Motorlegend : Il y a bien toutefois des synergies avec Volkswagen pour le développement du SUV ?

Detlev von Platen : Il n’y aura d’échange capitalistique avec aucun constructeur. Toutefois, ceci n’exclut pas des coopérations avec d’autres marques. Ainsi, pour notre 4 x 4, Porsche est le maître d’œuvre du développement d’une plate-forme commune avec le groupe Volkswagen. Mais cela s’arrête là. Les deux SUV seront totalement différents et spécifiques à chaque marque. Par exemple, la maniabilité du 4 x 4 Porsche sera différente de celle du Volkswagen. Toutes les valeurs Porsche seront réinterprétées dans ce nouveau segment des SUV, qui est en forte croissance.

Motorlegend : En quoi ce futur 4 x 4 sera une vraie Porsche ?

Detlev von Platen : Il est encore trop tôt pour en parler. Mais je puis vous assurer qu’on pourra clairement reconnaître une Porsche dans cette voiture. Aussi bien dans le look qu’au volant, ainsi qu’à la sonorité du moteur. Ce sera une voiture agile, à la fois performante et simple d’utilisation.

Motorlegend : Quelle est votre stratégie marketing pour ce véhicule et quel volume de production comptez-vous atteindre ?

Detlev von Platen : Notre première cible, ce sont nos clients. Nous savons qu’ils possèdent souvent deux ou trois voitures, dont un 4 x 4. Le Cayenne permettra de transporter toute la famille, sans renier le côté passionnel et émotionnel de la décision d’achat. Ce sera une voiture qui permettra de partager le plaisir de rouler en Porsche avec un plus grand nombre de personnes. Quant au volume de production, nous tablons sur 25 000 voitures au niveau mondial.

Motorlegend : Tous les constructeurs travaillent sur l’apport d’Internet à la distribution automobile et à la relation client-constructeur. Quelle est la position de Porsche à cet égard ?

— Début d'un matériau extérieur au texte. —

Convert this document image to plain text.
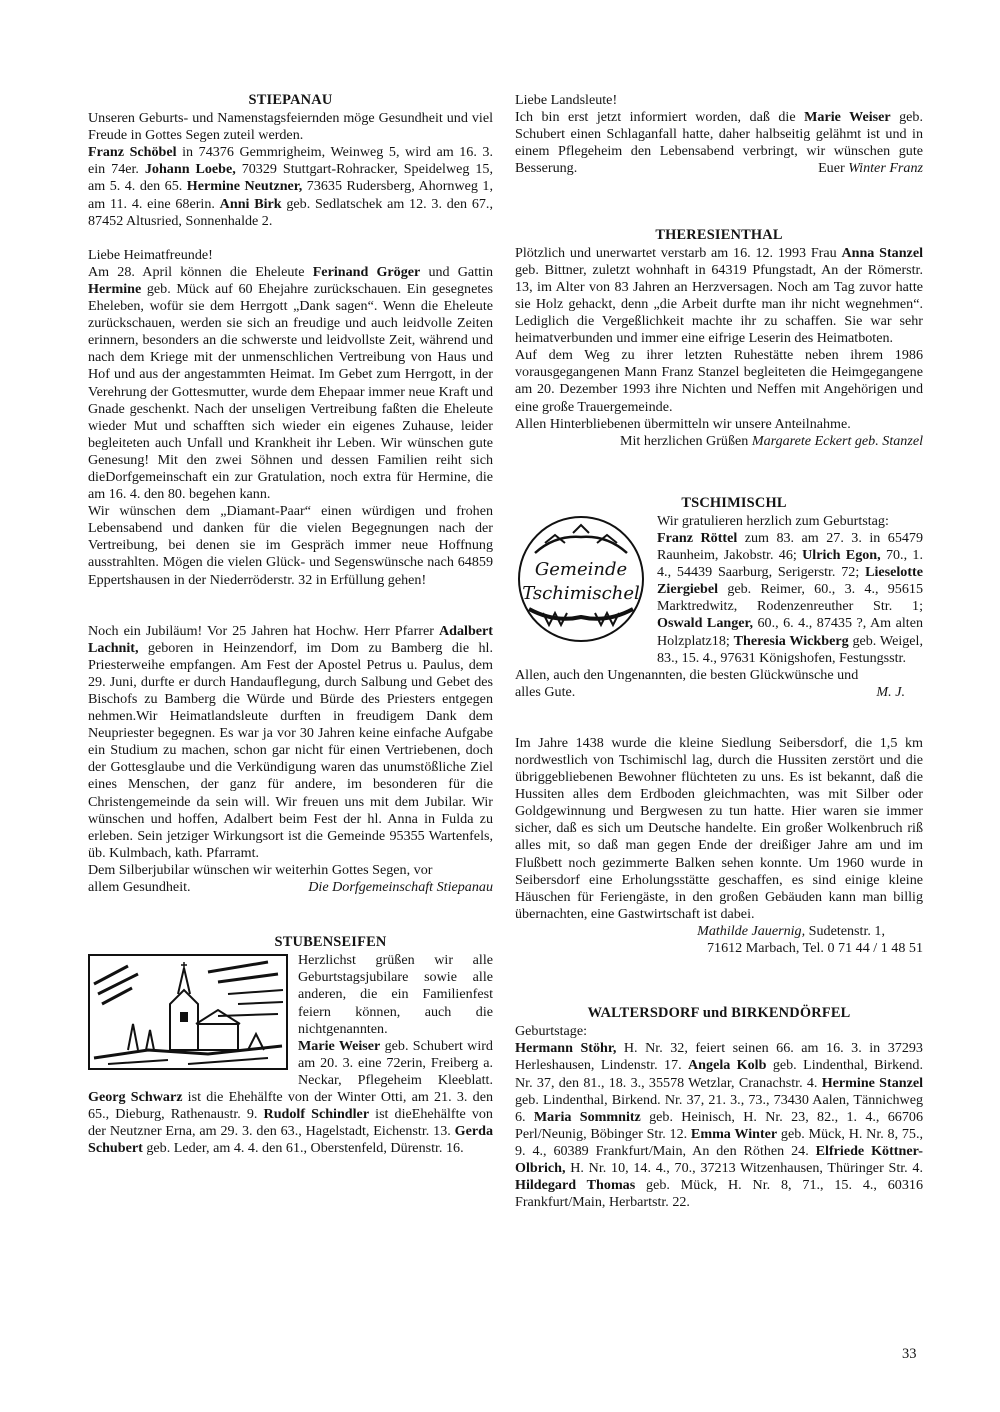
STIEPANAU

Unseren Geburts- und Namenstagsfeiernden möge Gesundheit und viel Freude in Gottes Segen zuteil werden.

Franz Schöbel in 74376 Gemmrigheim, Weinweg 5, wird am 16. 3. ein 74er. Johann Loebe, 70329 Stuttgart-Rohracker, Speidelweg 15, am 5. 4. den 65. Hermine Neutzner, 73635 Rudersberg, Ahornweg 1, am 11. 4. eine 68erin. Anni Birk geb. Sedlatschek am 12. 3. den 67., 87452 Altusried, Sonnenhalde 2.

Liebe Heimatfreunde!

Am 28. April können die Eheleute Ferinand Gröger und Gattin Hermine geb. Mück auf 60 Ehejahre zurückschauen. Ein gesegnetes Eheleben, wofür sie dem Herrgott „Dank sagen“. Wenn die Eheleute zurückschauen, werden sie sich an freudige und auch leidvolle Zeiten erinnern, besonders an die schwerste und leidvollste Zeit, während und nach dem Kriege mit der unmenschlichen Vertreibung von Haus und Hof und aus der angestammten Heimat. Im Gebet zum Herrgott, in der Verehrung der Gottesmutter, wurde dem Ehepaar immer neue Kraft und Gnade geschenkt. Nach der unseligen Vertreibung faßten die Eheleute wieder Mut und schafften sich wieder ein eigenes Zuhause, leider begleiteten auch Unfall und Krankheit ihr Leben. Wir wünschen gute Genesung! Mit den zwei Söhnen und dessen Familien reiht sich dieDorfgemeinschaft ein zur Gratulation, noch extra für Hermine, die am 16. 4. den 80. begehen kann.

Wir wünschen dem „Diamant-Paar“ einen würdigen und frohen Lebensabend und danken für die vielen Begegnungen nach der Vertreibung, bei denen sie im Gespräch immer neue Hoffnung ausstrahlten. Mögen die vielen Glück- und Segenswünsche nach 64859 Eppertshausen in der Niederröderstr. 32 in Erfüllung gehen!

Noch ein Jubiläum! Vor 25 Jahren hat Hochw. Herr Pfarrer Adalbert Lachnit, geboren in Heinzendorf, im Dom zu Bamberg die hl. Priesterweihe empfangen. Am Fest der Apostel Petrus u. Paulus, dem 29. Juni, durfte er durch Handauflegung, durch Salbung und Gebet des Bischofs zu Bamberg die Würde und Bürde des Priesters entgegen nehmen.Wir Heimatlandsleute durften in freudigem Dank dem Neupriester begegnen. Es war ja vor 30 Jahren keine einfache Aufgabe ein Studium zu machen, schon gar nicht für einen Vertriebenen, doch der Gottesglaube und die Verkündigung waren das unumstößliche Ziel eines Menschen, der ganz für andere, im besonderen für die Christengemeinde da sein will. Wir freuen uns mit dem Jubilar. Wir wünschen und hoffen, Adalbert beim Fest der hl. Anna in Fulda zu erleben. Sein jetziger Wirkungsort ist die Gemeinde 95355 Wartenfels, üb. Kulmbach, kath. Pfarramt.

Dem Silberjubilar wünschen wir weiterhin Gottes Segen, vor

allem Gesundheit.	Die Dorfgemeinschaft Stiepanau

STUBENSEIFEN

Herzlichst grüßen wir alle Geburtstagsjubilare sowie alle anderen, die ein Familienfest feiern können, auch die nichtgenannten.

Marie Weiser geb. Schubert wird am 20. 3. eine 72erin, Freiberg a. Neckar, Pflegeheim Kleeblatt. Georg Schwarz ist die Ehehälfte von der Winter Otti, am 21. 3. den 65., Dieburg, Rathenaustr. 9. Rudolf Schindler ist dieEhehälfte von der Neutzner Erna, am 29. 3. den 63., Hagelstadt, Eichenstr. 13. Gerda Schubert geb. Leder, am 4. 4. den 61., Oberstenfeld, Dürenstr. 16.

Liebe Landsleute!

Ich bin erst jetzt informiert worden, daß die Marie Weiser geb. Schubert einen Schlaganfall hatte, daher halbseitig gelähmt ist und in einem Pflegeheim den Lebensabend verbringt, wir wünschen gute Besserung.	Euer Winter Franz

THERESIENTHAL

Plötzlich und unerwartet verstarb am 16. 12. 1993 Frau Anna Stanzel geb. Bittner, zuletzt wohnhaft in 64319 Pfungstadt, An der Römerstr. 13, im Alter von 83 Jahren an Herzversagen. Noch am Tag zuvor hatte sie Holz gehackt, denn „die Arbeit durfte man ihr nicht wegnehmen“. Lediglich die Vergeßlichkeit machte ihr zu schaffen. Sie war sehr heimatverbunden und immer eine eifrige Leserin des Heimatboten.

Auf dem Weg zu ihrer letzten Ruhestätte neben ihrem 1986 vorausgegangenen Mann Franz Stanzel begleiteten die Heimgegangene am 20. Dezember 1993 ihre Nichten und Neffen mit Angehörigen und eine große Trauergemeinde.

Allen Hinterbliebenen übermitteln wir unsere Anteilnahme.

Mit herzlichen Grüßen Margarete Eckert geb. Stanzel

TSCHIMISCHL

Gemeinde
Tschimischel

Wir gratulieren herzlich zum Geburtstag:

Franz Röttel zum 83. am 27. 3. in 65479 Raunheim, Jakobstr. 46; Ulrich Egon, 70., 1. 4., 54439 Saarburg, Serigerstr. 72; Lieselotte Ziergiebel geb. Reimer, 60., 3. 4., 95615 Marktredwitz, Rodenzenreuther Str. 1; Oswald Langer, 60., 6. 4., 87435 ?, Am alten Holzplatz18; Theresia Wickberg geb. Weigel, 83., 15. 4., 97631 Königshofen, Festungsstr.

Allen, auch den Ungenannten, die besten Glückwünsche und

alles Gute.	M. J.

Im Jahre 1438 wurde die kleine Siedlung Seibersdorf, die 1,5 km nordwestlich von Tschimischl lag, durch die Hussiten zerstört und die übriggebliebenen Bewohner flüchteten zu uns. Es ist bekannt, daß die Hussiten alles dem Erdboden gleichmachten, was mit Silber oder Goldgewinnung und Bergwesen zu tun hatte. Hier waren sie immer sicher, daß es sich um Deutsche handelte. Ein großer Wolkenbruch riß alles mit, so daß man gegen Ende der dreißiger Jahre am und im Flußbett noch gezimmerte Balken sehen konnte. Um 1960 wurde in Seibersdorf eine Erholungsstätte geschaffen, es sind einige kleine Häuschen für Feriengäste, in den großen Gebäuden kann man billig übernachten, eine Gastwirtschaft ist dabei.

Mathilde Jauernig, Sudetenstr. 1,

71612 Marbach, Tel. 0 71 44 / 1 48 51

WALTERSDORF und BIRKENDÖRFEL

Geburtstage:

Hermann Stöhr, H. Nr. 32, feiert seinen 66. am 16. 3. in 37293 Herleshausen, Lindenstr. 17. Angela Kolb geb. Lindenthal, Birkend. Nr. 37, den 81., 18. 3., 35578 Wetzlar, Cranachstr. 4. Hermine Stanzel geb. Lindenthal, Birkend. Nr. 37, 21. 3., 73., 73430 Aalen, Tännichweg 6. Maria Sommnitz geb. Heinisch, H. Nr. 23, 82., 1. 4., 66706 Perl/Neunig, Böbinger Str. 12. Emma Winter geb. Mück, H. Nr. 8, 75., 9. 4., 60389 Frankfurt/Main, An den Röthen 24. Elfriede Köttner-Olbrich, H. Nr. 10, 14. 4., 70., 37213 Witzenhausen, Thüringer Str. 4. Hildegard Thomas geb. Mück, H. Nr. 8, 71., 15. 4., 60316 Frankfurt/Main, Herbartstr. 22.

33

Detlev von Platen : La période actuelle connaît des bouleversements importants dans la distribution, un domaine qui n’a pas beaucoup évolué au cours des quarante dernières années. Mais les produits Porsche possèdent une très forte valeur en termes d’image et ils ne se distribuent pas d’une manière banalisée. Nos clients ont besoin d’un contact humain pour avancer dans leur choix. Nous poursuivrons donc la distribution de nos véhicules à travers notre réseau de concessionnaires. Ce dernier doit toutefois évoluer et profiter des moyens qu’offre Internet. Pourquoi ne pas imaginer qu’un jour, en installant des caméras sur les chaînes, un client ayant commandé sa voiture aurait la possibilité de suivre son processus de fabrication. Les nouveaux moyens de communication doivent également permettre de développer un contact plus étroit avec la clientèle. Surtout de personnaliser la relation entre l’univers de l’automobile et le client. Ceci est particulièrement valable pour une marque comme Porsche, dont la clientèle exclusive a besoin d’une relation humaine de qualité. Le milieu de l’automobile a beaucoup à apprendre d’autres secteurs d’activité comme les services (je pense notamment à l’hôtellerie), qui sont très en avance sur ce point.